Bis Ende 2019 arbeitete eine spezielle Ermittlungsgruppe „Rosental“. Doch weder eine Rasterfahndung noch eine DNA-Reihenuntersuchung führten zu einem konkreten Tatverdacht. Dabei hatte die Polizei auf diesem Weg fast 100 Männer überprüft. Ein Grund dafür: Angaben zum möglichen Täter ließen sich kaum verwerten. So lagen sechs unterschiedlich aussehende Phantombilder vor.

Das Rosental war sein Jagdgebiet. Lutz Mädler – Leiter der Kriminalpolizeiinspektion

Die Täterbeschreibung der zuletzt überfallenen Joggerin: südländischer Typ, 25 bis 35 Jahre alt, 1,70 bis 1,75 Meter groß, stämmige Statur, dunkle Haare und kurzer, dunkler Bart. Im August 2019 meldete sich ein neuer Zeuge bei der Polizei, der den mutmaßlichen Vergewaltiger am Tag nach der Tat gesehen haben will: Demnach war der Vergewaltiger ein Mann aus Vorderasien oder Afghanistan im Alter zwischen 35 und 40 Jahren mit wuseligem, ungepflegtem Bart. Wie sich herausstellte, war der von Zeugen angenommene Migrationshintergrund unzutreffend. Weil das aber ein Kriterium bei der Rasterfahndung war, rutschte der mutmaßliche Täter durchs Netz.
Rasterfahndung und Operative Fallanalyse

Im Jahr 2022 prüfte das mittlerweile zuständige Kommissariat für Sexualdelikte mögliche Parallelen zu einem Diebstahl und einer Sachbeschädigung im Leipziger Norden. Doch auch das führte nicht zu einem Tatverdacht. Ab 2024 übernahm die neu gebildete Kommission für Altfälle die Ermittlungen. Diese Cold Case Unit habe bis in den Mai hinein im Rosental-Fall ermittelt, so Kripo-Chef Mädler. Doch letztlich überführten weder eine Operative Fallanalyse noch der Einsatz von Hunden und verdeckte Ermittlungen den gesuchten Vergewaltiger, sondern ein simpler Einbruch.
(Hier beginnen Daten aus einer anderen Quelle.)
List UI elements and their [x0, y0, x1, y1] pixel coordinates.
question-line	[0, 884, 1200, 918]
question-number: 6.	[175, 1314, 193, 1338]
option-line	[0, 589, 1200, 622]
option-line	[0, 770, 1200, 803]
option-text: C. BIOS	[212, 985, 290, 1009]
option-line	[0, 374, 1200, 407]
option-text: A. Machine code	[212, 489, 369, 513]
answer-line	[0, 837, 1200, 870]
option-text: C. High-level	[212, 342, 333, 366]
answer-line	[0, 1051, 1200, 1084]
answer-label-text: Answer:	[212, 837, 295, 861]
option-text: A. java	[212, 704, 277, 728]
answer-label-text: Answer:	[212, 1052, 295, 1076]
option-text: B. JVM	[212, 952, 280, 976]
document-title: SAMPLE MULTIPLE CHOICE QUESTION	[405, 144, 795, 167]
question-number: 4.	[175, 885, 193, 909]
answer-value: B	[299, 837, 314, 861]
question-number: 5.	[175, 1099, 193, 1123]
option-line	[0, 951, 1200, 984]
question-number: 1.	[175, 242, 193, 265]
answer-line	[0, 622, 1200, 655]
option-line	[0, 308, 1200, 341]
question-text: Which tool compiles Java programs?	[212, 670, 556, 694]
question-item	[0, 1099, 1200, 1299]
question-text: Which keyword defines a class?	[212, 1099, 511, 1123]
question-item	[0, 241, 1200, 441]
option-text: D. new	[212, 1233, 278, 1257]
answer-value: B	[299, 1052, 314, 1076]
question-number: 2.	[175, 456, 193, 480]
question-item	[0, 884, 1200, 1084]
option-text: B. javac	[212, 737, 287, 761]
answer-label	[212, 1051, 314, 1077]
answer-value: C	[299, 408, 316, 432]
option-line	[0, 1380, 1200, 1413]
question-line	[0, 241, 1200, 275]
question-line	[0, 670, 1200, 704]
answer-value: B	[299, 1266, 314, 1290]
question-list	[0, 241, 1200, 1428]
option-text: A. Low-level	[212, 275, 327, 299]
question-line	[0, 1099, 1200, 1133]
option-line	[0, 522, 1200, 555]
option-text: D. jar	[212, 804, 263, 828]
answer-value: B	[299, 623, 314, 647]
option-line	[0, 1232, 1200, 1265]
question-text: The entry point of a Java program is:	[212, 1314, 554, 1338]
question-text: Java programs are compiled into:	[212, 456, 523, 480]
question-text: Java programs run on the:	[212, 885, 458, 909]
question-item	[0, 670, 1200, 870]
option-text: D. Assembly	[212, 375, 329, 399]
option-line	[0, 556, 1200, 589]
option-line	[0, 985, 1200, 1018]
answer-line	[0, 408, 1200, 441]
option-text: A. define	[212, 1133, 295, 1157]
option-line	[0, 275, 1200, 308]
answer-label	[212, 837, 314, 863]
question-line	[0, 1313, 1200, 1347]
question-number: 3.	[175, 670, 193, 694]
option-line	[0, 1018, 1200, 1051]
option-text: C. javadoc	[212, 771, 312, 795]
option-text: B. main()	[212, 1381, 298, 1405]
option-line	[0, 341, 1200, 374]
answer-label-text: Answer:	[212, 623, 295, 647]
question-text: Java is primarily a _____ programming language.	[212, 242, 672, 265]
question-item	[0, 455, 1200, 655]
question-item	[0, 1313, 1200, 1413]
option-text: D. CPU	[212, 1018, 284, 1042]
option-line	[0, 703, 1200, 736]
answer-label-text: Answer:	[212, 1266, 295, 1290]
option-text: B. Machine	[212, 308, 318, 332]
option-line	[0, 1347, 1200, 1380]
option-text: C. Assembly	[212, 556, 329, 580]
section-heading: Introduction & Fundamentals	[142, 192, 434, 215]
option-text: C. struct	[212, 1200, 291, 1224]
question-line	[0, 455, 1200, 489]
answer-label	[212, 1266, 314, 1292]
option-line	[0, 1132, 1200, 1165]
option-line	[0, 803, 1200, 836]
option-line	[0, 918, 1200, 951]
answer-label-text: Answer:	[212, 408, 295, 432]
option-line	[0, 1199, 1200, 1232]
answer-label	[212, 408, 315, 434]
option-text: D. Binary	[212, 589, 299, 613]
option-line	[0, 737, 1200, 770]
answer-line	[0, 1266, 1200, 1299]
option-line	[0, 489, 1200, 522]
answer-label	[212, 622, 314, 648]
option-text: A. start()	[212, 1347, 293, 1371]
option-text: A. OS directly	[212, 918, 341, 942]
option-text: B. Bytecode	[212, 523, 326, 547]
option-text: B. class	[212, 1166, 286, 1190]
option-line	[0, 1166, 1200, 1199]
Am 21. Mai wurde gegen den Mann aus dem Norden der Stadt Haftbefehl erlassen, einen Tag später nahmen Beamte ihn fest. Wie sich herausstellte, ist er ein weitgehend unbeschriebenes Blatt. Aktenkundig ist lediglich eine Geldstrafe wegen Ladendiebstahls. Erkenntnisse auf weitere versuchte oder vollendete Sexualdelikte – über die fünf ihm bereits zugeordneten Taten hinaus – liegen nach Angaben der Polizei zumindest bislang nicht vor. „Aber das wird natürlich jetzt weiterhin geprüft“, sagte Mädler.

Nach der schockierenden Tat hatte die Polizei ihre Streifentätigkeit im Rosental massiv ausgeweitet. Bis Ende Oktober 2017 patrouillierten Beamte des Polizeireviers Zentrum und der Fahrradstaffel sowie Außendienstleiter, der Fachdienst Einsatzzüge, die Diensthundestaffel, die Operative Fahndungsgruppe, die Polizeireiterstaffel der Bereitschaftspolizei und der Stadtordnungsdienst. Frauen wurde geraten, in Wäldern und Parks besondere Vorsicht walten zu lassen, selbst tagsüber. Für Aufsehen sorgte etwa die polizeiliche Empfehlung, bis auf Weiteres nicht mehr allein joggen zu gehen.